A note from Director Azza Cohen
FLOAT! is both a documentary portrait and a home movie. Shortly into filming, I realized it would be impossible to maintain the fourth wall because my grandma would interrupt me constantly to propose ideas, ask if I was cold or hungry, or ask for help. So much of her humor and candor in the film was grounded in our relationship, which deepened in newly vulnerable ways — an intimacy which shines through on screen.
The summer before I made FLOAT!, I came out as queer. The filmmaking process played a pivotal role in my heart-wrenching yet liberating journey. I hadn’t yet told my grandparents when we started filming, and a mentor encouraged me to be as authentic with them as they were being with me. While I endured the rest of my family struggling to adjust, Bubby and Poppy accepted me fiercely and unequivocally.

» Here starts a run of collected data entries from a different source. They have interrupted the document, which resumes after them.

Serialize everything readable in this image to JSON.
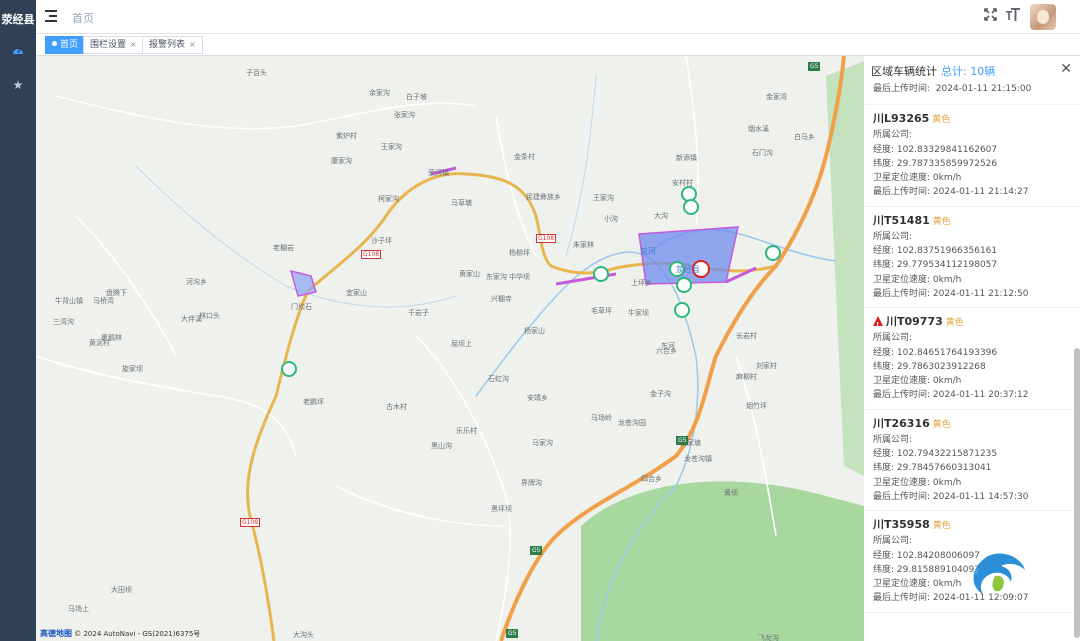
{
  "sidebar": {
    "brand": "荥经县"
  },
  "header": {
    "breadcrumb": "首页"
  },
  "tags": [
    {
      "label": "首页",
      "active": true
    },
    {
      "label": "围栏设置",
      "active": false
    },
    {
      "label": "报警列表",
      "active": false
    }
  ],
  "map": {
    "copyright_brand": "高德地图",
    "copyright_text": "© 2024 AutoNavi - GS(2021)6375号",
    "labels": [
      "子百头",
      "余家沟",
      "白子坡",
      "张家沟",
      "紫炉村",
      "王家沟",
      "康家沟",
      "金条村",
      "民建彝族乡",
      "马草塘",
      "柯家沟",
      "荥河镇",
      "沙子坪",
      "老棚岩",
      "东家沟",
      "黄家山",
      "中华坝",
      "杨柳坪",
      "河沟乡",
      "林口头",
      "马桥湾",
      "牛背山镇",
      "大伴溪",
      "三湾沟",
      "门坎石",
      "黄泥村",
      "宜家山",
      "千岩子",
      "兴棚寺",
      "毛草坪",
      "旋家坝",
      "屈坝上",
      "石虹沟",
      "杨家山",
      "老鹏坪",
      "安靖乡",
      "裹鹅林",
      "古木村",
      "马家沟",
      "黑山沟",
      "乐乐村",
      "界牌沟",
      "黑坪坝",
      "新添镇",
      "安村村",
      "大沟",
      "小沟",
      "朱家林",
      "王家沟",
      "牛家坝",
      "上坪乡",
      "六合乡",
      "长岩村",
      "荥河",
      "荥经县",
      "龙苍沟镇",
      "黄坝",
      "四合乡",
      "东河",
      "金子沟",
      "大田坝",
      "马场上",
      "大沟头",
      "盘腾下",
      "烟水溪",
      "石门沟",
      "白马乡",
      "金家湾",
      "飞龙沟",
      "龙苍沟园",
      "王家塘",
      "麻柳村",
      "刘家村",
      "烟竹坪",
      "马场岭"
    ],
    "road_labels": [
      "G108",
      "G108",
      "G108",
      "G5",
      "G5",
      "G5",
      "G5"
    ]
  },
  "panel": {
    "title": "区域车辆统计",
    "total_label": "总计:",
    "total_value": "10辆",
    "first_time_label": "最后上传时间:",
    "first_time_value": "2024-01-11 21:15:00",
    "field_labels": {
      "company": "所属公司:",
      "lng": "经度:",
      "lat": "纬度:",
      "speed": "卫星定位速度:",
      "time": "最后上传时间:"
    },
    "vehicles": [
      {
        "plate": "川L93265",
        "color": "黄色",
        "alert": false,
        "company": "",
        "lng": "102.83329841162607",
        "lat": "29.787335859972526",
        "speed": "0km/h",
        "time": "2024-01-11 21:14:27"
      },
      {
        "plate": "川T51481",
        "color": "黄色",
        "alert": false,
        "company": "",
        "lng": "102.83751966356161",
        "lat": "29.779534112198057",
        "speed": "0km/h",
        "time": "2024-01-11 21:12:50"
      },
      {
        "plate": "川T09773",
        "color": "黄色",
        "alert": true,
        "company": "",
        "lng": "102.84651764193396",
        "lat": "29.7863023912268",
        "speed": "0km/h",
        "time": "2024-01-11 20:37:12"
      },
      {
        "plate": "川T26316",
        "color": "黄色",
        "alert": false,
        "company": "",
        "lng": "102.79432215871235",
        "lat": "29.78457660313041",
        "speed": "0km/h",
        "time": "2024-01-11 14:57:30"
      },
      {
        "plate": "川T35958",
        "color": "黄色",
        "alert": false,
        "company": "",
        "lng": "102.84208006097",
        "lat": "29.8158891040934",
        "speed": "0km/h",
        "time": "2024-01-11 12:09:07"
      }
    ]
  },
  "colors": {
    "accent": "#409eff",
    "sidebar": "#304156",
    "highway": "#f0a04b",
    "plate_color": "#e6a23c",
    "fence": "#6f8cf0"
  }
}
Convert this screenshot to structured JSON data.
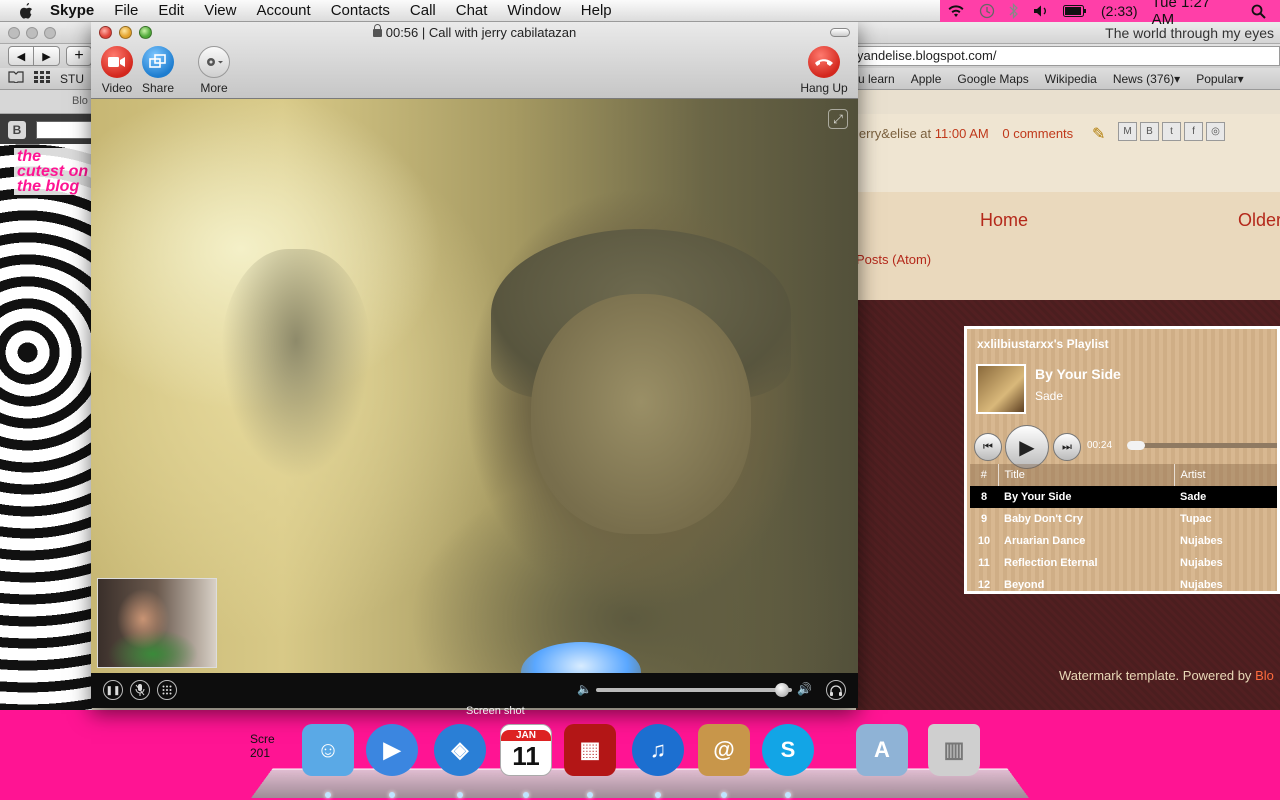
{
  "menubar": {
    "app_name": "Skype",
    "items": [
      "File",
      "Edit",
      "View",
      "Account",
      "Contacts",
      "Call",
      "Chat",
      "Window",
      "Help"
    ],
    "battery": "(2:33)",
    "clock": "Tue 1:27 AM"
  },
  "browser": {
    "title": "The world through my eyes",
    "url": "yandelise.blogspot.com/",
    "bookmarks": [
      "u learn",
      "Apple",
      "Google Maps",
      "Wikipedia",
      "News (376)▾",
      "Popular▾"
    ],
    "left_bookmark": "STU",
    "tab_fragment": "Blo"
  },
  "blog": {
    "left_logo": "the cutest on the blog",
    "byline_prefix": "jerry&elise at",
    "byline_time": "11:00 AM",
    "comments": "0 comments",
    "nav_home": "Home",
    "nav_older": "Older",
    "atom": "Posts (Atom)",
    "footer_text": "Watermark template. Powered by",
    "footer_link": "Blo"
  },
  "playlist": {
    "title": "xxlilbiustarxx's Playlist",
    "now_playing_title": "By Your Side",
    "now_playing_artist": "Sade",
    "elapsed": "00:24",
    "progress": 0.0,
    "columns": [
      "#",
      "Title",
      "Artist"
    ],
    "tracks": [
      {
        "num": "8",
        "title": "By Your Side",
        "artist": "Sade",
        "active": true
      },
      {
        "num": "9",
        "title": "Baby Don't Cry",
        "artist": "Tupac",
        "active": false
      },
      {
        "num": "10",
        "title": "Aruarian Dance",
        "artist": "Nujabes",
        "active": false
      },
      {
        "num": "11",
        "title": "Reflection Eternal",
        "artist": "Nujabes",
        "active": false
      },
      {
        "num": "12",
        "title": "Beyond",
        "artist": "Nujabes",
        "active": false
      }
    ]
  },
  "skype": {
    "window_title": "00:56 | Call with jerry cabilatazan",
    "buttons": {
      "video": "Video",
      "share": "Share",
      "more": "More",
      "hangup": "Hang Up"
    },
    "volume": 0.95
  },
  "dock": {
    "apps": [
      {
        "name": "Finder",
        "icon": "finder-icon",
        "color": "#5aa9e6"
      },
      {
        "name": "iChat",
        "icon": "ichat-icon",
        "color": "#3b86e0"
      },
      {
        "name": "Safari",
        "icon": "safari-icon",
        "color": "#2a7fd6"
      },
      {
        "name": "iCal",
        "icon": "ical-icon",
        "color": "#ffffff"
      },
      {
        "name": "Photo Booth",
        "icon": "photo-booth-icon",
        "color": "#b31616"
      },
      {
        "name": "iTunes",
        "icon": "itunes-icon",
        "color": "#1c6fd0"
      },
      {
        "name": "Address Book",
        "icon": "address-book-icon",
        "color": "#c8964a"
      },
      {
        "name": "Skype",
        "icon": "skype-icon",
        "color": "#12a5e6"
      },
      {
        "name": "Applications",
        "icon": "applications-folder-icon",
        "color": "#8fb3d6"
      },
      {
        "name": "Trash",
        "icon": "trash-icon",
        "color": "#cfcfcf"
      }
    ],
    "ical_month": "JAN",
    "ical_day": "11"
  },
  "desktop": {
    "label_left": "Scre 201",
    "label_screenshot": "Screen shot"
  }
}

Making a film about my grandma processing her changing body also helped me understand why the traditional notions of femininity that she and my mom imparted never quite fit. Before she was my Bubbe, she was Judy Miller, the daughter of Jewish immigrants who worked seven days a week to put food on the table. Judy learned to be a nice American girl — a beautiful, charismatic leg model who never left the house without “putting her face on” and was always too “busy doing everything for everybody else” to take care of herself.
But at 82, Bubbe has the perspective and wisdom to teach us to love and prioritize ourselves at every stage. “You have to get my age to appreciate your age,” she reflects. “There should be less importance to how one looks, rather than how one has lived.”
I hope to bring my life-affirming film to audiences of all kinds all around the world, because I know that just 17 minutes with Bubbe will make their day and could even change their lives.